API Secure: AWS Read-Only Access

In order for API Inspect to deliver its continuous discovery service on Amazon Web Services (AWS) environments, Data Theorem strictly follows Amazon’s guidance only. The following is a detailed overview on how AWS provides Read-Only access to third parties for auditing and monitoring. By Design,

• Data Theorem will not have access to any data
• Data Theorem will not have any in-line access to traffic
• Data Theorem will not have any “Write” access
• Data Theorem will not have an “account”, but rather a resource role

Using the least privilege model, Data Theorem only requires access to the following read-only AWS policies and role:

• Read only access to API Gateway g. "Action": ["apigateway:GET"]
• Permission to Amazon’s SecuritAudit role

Below describes the SecurityAudit role policy maintained and supplied by Amazon:

• https://docs.aws.amazon.com/IAM/latest/UserGuide/access_policies_job-functions.html#jf_security-auditor

AWS managed policy name: SecurityAudit

Use case: This user monitors accounts for compliance with security requirements. This user can access logs and events to investigate potential security breaches or potential malicious activity.

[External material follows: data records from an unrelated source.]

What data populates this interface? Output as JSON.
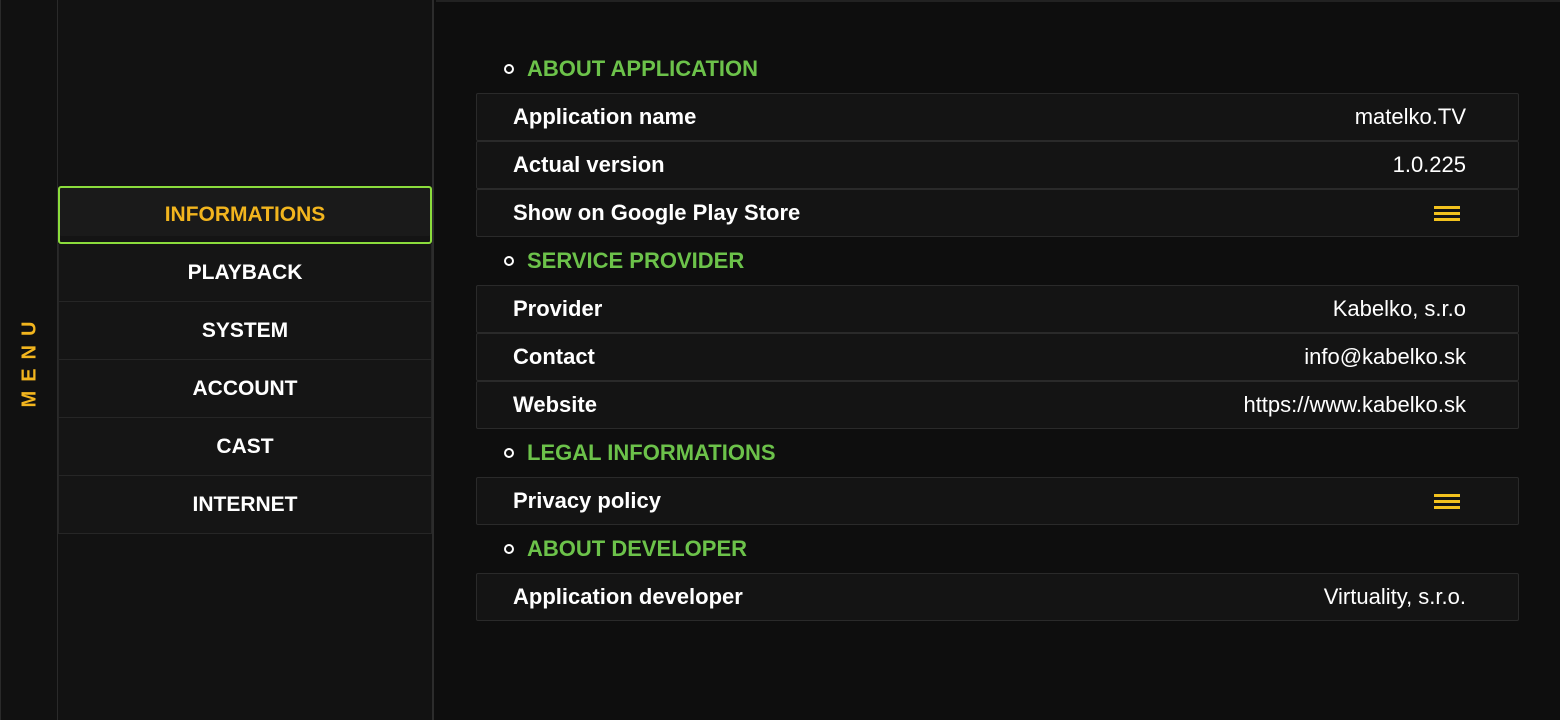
{
  "rail": {
    "label": "MENU"
  },
  "sidebar": {
    "items": [
      {
        "label": "INFORMATIONS",
        "active": true
      },
      {
        "label": "PLAYBACK"
      },
      {
        "label": "SYSTEM"
      },
      {
        "label": "ACCOUNT"
      },
      {
        "label": "CAST"
      },
      {
        "label": "INTERNET"
      }
    ]
  },
  "sections": {
    "about_app": {
      "title": "ABOUT APPLICATION",
      "app_name": {
        "label": "Application name",
        "value": "matelko.TV"
      },
      "version": {
        "label": "Actual version",
        "value": "1.0.225"
      },
      "store": {
        "label": "Show on Google Play Store",
        "icon": "menu-icon"
      }
    },
    "provider": {
      "title": "SERVICE PROVIDER",
      "name": {
        "label": "Provider",
        "value": "Kabelko, s.r.o"
      },
      "contact": {
        "label": "Contact",
        "value": "info@kabelko.sk"
      },
      "website": {
        "label": "Website",
        "value": "https://www.kabelko.sk"
      }
    },
    "legal": {
      "title": "LEGAL INFORMATIONS",
      "privacy": {
        "label": "Privacy policy",
        "icon": "menu-icon"
      }
    },
    "developer": {
      "title": "ABOUT DEVELOPER",
      "dev": {
        "label": "Application developer",
        "value": "Virtuality, s.r.o."
      }
    }
  },
  "colors": {
    "accent_yellow": "#f2b51e",
    "accent_green": "#6cc24a",
    "focus_border": "#8bdc3c",
    "background": "#0e0e0e"
  }
}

Policy description: This policy grants permissions to view configuration data for many AWS services and to review their logs.

As a leading application security company protecting some of the largest and most valued companies in the world, Data Theorem maintains strict procedures that are audited by independent third parties to ensure our customers’ privacy and data are kept confidential.

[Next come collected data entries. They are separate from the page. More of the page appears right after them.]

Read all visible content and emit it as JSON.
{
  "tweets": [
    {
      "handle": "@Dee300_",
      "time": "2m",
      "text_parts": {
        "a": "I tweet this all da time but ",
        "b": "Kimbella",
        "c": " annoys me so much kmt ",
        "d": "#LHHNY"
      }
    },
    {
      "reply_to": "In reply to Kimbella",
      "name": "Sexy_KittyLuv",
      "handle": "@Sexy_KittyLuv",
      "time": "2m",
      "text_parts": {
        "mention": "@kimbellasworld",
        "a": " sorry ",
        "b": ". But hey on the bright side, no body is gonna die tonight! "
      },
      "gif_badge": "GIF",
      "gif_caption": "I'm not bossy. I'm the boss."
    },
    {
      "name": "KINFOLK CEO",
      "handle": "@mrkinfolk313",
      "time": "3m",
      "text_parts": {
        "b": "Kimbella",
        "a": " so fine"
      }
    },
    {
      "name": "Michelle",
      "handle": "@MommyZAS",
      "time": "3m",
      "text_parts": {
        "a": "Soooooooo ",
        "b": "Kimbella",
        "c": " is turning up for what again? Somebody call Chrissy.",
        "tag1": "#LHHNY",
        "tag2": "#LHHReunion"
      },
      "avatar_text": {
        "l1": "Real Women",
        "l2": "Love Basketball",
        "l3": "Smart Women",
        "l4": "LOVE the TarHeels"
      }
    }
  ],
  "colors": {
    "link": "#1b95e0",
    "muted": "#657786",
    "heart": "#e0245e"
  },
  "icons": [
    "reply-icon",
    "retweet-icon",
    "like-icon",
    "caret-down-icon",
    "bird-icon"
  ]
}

From AWS Administration standpoint, customers can monitor Data Theorem’s activities within AWS by enabling CloudTrail logging. CloudTrail is an AWS service that captures a log of all API calls for a given AWS account, and its services. Using CloudTrail, customers can monitor and conduct post-incident forensic investigations of AWS with an audit trail of all activities across a customer’s infrastructure. All CloudTrail logs files are stored in a dedicated S3 bucket.

To obtain additional details on the access level privileges of the SecurityAudit role (e.g. version 26 policy is the latest default policy), please access the following link from AWS:

• https://console.aws.amazon.com/iam/home?#/policies/arn:aws:iam::aws:policy/SecurityAudit$serviceLevelSummary

In summary, here are some important points to keep in mind:

1. Using the SecurityAudit role policy provides a managed policy maintained and supplied by Amazon that should evolve and improve as additional services are created within AWS.
2. The SecurityAudit role policy is Amazon’s recommended approach for allowing read-only access to third parties for security monitoring.
3. Data Theorem activities within AWS are logged via CloudTrail for tracking and auditing purposes, if needed.
4. Data Theorem designs its software to avoid accessing any data stored within its customer databases and file systems by default.
5. Data Theorem security practices are frequently audited by independent third parties to ensure our customers’ privacy and data are kept confidential.